Browser & Frontend Runtime WEB · 02 · 08

Production observability: LoAF, INP, and the full attack surface

LoAF and INP in production telemetry, off-main-thread scroll, display locking, reduced-motion, Web Workers, Service Workers, CI testing, and the complete render-pipeline attack surface.

WEB Senior ◷ 18 min

Level

FoundationsJuniorMiddleSenior

Your page scores 95 on Lighthouse in the office. On a user’s Pixel 4a in Jakarta with 3G throttling, the INP is 340 ms. These are two different measurements of two different things. Only one of them matters.

LoAF and INP: two complementary signals

PerformanceLongAnimationFrameTiming (LoAF, shipped 2023–2024 in Chromium) reports any frame that took longer than 50 ms, with a breakdown of what dominated: render time, blocking JS, forced layout. It is a diagnostic tool — it tells you what ran long, not what the user felt.

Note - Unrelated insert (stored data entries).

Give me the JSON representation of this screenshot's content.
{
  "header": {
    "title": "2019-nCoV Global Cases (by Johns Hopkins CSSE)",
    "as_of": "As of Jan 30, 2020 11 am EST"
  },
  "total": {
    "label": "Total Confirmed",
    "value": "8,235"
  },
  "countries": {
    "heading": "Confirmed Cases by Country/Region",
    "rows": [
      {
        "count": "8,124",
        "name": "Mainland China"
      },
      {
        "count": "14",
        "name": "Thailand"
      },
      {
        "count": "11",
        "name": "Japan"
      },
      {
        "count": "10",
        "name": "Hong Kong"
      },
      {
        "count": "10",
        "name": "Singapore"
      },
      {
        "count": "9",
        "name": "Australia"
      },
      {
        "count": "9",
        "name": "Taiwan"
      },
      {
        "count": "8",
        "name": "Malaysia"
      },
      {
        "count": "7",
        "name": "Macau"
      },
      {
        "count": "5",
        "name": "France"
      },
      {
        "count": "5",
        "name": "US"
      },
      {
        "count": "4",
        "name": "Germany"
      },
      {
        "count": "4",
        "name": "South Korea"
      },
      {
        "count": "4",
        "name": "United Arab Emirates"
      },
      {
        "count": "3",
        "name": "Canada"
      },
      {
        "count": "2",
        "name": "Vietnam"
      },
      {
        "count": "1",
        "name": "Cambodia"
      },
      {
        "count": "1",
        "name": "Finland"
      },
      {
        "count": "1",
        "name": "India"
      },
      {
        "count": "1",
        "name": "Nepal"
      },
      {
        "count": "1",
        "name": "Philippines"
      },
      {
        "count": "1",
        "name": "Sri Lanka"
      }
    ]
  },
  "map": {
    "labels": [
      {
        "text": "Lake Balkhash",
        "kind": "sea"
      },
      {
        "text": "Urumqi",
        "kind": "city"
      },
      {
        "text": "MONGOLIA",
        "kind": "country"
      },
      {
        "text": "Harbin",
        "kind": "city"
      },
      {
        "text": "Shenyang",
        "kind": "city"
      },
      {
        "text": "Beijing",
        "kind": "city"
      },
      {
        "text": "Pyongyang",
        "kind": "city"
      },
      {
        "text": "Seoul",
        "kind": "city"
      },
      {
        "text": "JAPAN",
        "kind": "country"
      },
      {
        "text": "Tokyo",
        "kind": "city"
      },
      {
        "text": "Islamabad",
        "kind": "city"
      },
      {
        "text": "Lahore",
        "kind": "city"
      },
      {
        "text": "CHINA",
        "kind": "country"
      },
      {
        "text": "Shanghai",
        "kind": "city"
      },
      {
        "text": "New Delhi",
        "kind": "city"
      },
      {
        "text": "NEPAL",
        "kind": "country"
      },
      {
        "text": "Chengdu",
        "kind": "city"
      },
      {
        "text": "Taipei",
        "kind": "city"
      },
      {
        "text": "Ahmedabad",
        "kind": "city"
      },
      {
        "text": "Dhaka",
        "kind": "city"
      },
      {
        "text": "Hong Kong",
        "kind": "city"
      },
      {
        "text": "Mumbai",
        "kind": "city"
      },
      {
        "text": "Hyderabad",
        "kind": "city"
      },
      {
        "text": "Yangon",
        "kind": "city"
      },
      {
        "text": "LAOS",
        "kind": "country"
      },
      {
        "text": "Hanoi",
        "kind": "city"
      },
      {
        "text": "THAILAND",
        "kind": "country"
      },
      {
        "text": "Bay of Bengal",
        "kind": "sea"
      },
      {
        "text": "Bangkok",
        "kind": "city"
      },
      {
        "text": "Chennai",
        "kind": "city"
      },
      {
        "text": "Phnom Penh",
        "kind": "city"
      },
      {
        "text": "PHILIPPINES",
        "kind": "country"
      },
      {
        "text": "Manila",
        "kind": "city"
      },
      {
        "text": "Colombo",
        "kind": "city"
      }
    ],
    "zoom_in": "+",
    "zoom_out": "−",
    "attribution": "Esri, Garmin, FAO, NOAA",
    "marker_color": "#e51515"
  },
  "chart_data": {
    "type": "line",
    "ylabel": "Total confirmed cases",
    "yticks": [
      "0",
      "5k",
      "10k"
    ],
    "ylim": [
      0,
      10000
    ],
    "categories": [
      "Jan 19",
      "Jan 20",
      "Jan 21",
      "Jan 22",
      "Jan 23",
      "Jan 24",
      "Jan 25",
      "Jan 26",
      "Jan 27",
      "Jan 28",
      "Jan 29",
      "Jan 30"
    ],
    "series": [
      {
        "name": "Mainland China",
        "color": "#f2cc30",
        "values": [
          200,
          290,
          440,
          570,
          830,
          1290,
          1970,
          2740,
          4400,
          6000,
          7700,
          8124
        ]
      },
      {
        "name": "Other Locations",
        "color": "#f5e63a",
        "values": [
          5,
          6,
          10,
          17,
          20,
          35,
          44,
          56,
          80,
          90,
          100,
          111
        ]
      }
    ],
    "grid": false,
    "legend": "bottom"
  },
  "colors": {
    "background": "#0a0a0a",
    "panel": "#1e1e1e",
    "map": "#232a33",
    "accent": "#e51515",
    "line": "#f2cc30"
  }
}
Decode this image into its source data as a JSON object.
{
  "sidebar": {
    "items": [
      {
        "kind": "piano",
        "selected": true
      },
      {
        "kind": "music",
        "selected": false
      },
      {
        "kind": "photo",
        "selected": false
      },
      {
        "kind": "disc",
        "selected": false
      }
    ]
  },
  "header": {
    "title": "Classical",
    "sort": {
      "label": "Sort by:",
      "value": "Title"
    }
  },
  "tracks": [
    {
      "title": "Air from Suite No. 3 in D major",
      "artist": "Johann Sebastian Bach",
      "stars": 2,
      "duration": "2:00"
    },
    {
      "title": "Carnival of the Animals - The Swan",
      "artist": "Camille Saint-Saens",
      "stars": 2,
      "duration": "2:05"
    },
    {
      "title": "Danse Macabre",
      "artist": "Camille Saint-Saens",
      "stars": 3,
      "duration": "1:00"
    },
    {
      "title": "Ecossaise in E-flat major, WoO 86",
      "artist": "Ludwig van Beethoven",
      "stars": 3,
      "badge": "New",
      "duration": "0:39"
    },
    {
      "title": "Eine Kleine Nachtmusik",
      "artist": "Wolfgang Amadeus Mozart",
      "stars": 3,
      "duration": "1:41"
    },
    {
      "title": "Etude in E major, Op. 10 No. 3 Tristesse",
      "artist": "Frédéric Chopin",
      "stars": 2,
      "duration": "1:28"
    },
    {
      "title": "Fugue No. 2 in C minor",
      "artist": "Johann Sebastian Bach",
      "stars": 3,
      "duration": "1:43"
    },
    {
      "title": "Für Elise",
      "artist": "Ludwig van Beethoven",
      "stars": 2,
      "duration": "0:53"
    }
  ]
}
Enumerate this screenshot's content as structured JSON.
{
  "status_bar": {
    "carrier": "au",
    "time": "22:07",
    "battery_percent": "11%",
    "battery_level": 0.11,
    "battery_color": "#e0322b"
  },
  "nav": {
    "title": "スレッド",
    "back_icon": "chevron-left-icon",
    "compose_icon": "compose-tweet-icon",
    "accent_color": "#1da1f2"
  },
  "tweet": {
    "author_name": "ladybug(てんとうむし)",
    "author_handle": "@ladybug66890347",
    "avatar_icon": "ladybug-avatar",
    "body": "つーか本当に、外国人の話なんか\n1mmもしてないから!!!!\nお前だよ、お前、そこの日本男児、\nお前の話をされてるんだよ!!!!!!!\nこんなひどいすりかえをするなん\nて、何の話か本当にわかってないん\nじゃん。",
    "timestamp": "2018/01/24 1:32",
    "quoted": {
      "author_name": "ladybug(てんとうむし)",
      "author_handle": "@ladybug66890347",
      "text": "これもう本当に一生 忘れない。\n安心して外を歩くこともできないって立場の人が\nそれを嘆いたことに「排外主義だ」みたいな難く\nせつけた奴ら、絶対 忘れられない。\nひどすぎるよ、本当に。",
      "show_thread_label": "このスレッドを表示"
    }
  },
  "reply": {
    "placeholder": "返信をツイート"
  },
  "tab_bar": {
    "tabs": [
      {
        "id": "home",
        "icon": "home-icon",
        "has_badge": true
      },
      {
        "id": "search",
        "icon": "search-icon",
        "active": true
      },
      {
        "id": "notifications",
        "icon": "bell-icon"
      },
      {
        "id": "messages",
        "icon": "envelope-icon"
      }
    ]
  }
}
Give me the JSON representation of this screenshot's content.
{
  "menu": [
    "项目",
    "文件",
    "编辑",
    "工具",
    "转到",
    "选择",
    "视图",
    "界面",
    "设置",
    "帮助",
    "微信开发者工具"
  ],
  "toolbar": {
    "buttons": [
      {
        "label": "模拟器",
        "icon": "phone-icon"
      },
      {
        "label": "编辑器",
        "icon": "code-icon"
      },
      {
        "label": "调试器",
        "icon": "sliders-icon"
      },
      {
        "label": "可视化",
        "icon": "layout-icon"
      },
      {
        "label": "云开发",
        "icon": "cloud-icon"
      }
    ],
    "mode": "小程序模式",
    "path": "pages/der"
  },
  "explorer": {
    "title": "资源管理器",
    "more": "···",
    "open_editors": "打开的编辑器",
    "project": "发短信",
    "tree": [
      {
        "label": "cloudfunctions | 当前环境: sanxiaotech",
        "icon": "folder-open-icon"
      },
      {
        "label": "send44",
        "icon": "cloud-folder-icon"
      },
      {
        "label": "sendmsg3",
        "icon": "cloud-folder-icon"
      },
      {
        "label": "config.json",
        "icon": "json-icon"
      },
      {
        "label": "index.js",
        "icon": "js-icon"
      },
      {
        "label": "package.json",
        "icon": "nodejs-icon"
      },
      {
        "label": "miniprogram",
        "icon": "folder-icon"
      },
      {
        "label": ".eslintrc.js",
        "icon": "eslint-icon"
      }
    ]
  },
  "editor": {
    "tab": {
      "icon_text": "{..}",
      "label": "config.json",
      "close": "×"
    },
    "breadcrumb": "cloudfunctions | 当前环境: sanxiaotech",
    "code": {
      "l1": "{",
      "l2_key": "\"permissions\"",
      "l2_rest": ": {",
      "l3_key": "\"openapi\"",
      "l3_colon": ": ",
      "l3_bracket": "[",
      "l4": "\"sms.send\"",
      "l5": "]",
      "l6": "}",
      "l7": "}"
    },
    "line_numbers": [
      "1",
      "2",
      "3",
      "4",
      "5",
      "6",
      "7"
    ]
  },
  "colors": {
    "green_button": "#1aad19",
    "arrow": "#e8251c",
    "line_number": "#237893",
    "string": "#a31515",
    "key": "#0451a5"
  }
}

INP (Interaction to Next Paint) measures the time from a user input event (click, key, tap) to the next paint that visibly responds. INP became a Core Web Vital in March 2024, replacing FID. A poor INP score (>200 ms p75) almost always traces to one of two pipeline problems:

A long JS task on the input handler delaying rAF
A forced sync layout from reading geometry inside the handler

LoAF gives you the data to attribute these in production; INP gives you the metric the user feels. Together they close the loop from production telemetry back to specific pipeline diagnostics.

INP diagnosis path

INP > 200 ms — user perceives sluggish interactions

↓ investigate with

LoAF — which frame, what dominated (JS / layout / render)

↓ maps to

Long JS task in handler → yield with scheduler.yield() or split with setTimeout

Forced sync layout in handler → two-pass read/write batch

INP measures the latency the user felt; LoAF attributes the slow frame back to a pipeline cause. Each cause maps to one targeted fix — yielding for a long JS task, a two-pass batch for a forced layout. This closes the loop from production telemetry to a code change.

Off-main-thread scroll

You might think scroll is always “free” because users experience it as instant. When you find out it isn’t, understanding why it fell back to the main thread tells you exactly how to fix it.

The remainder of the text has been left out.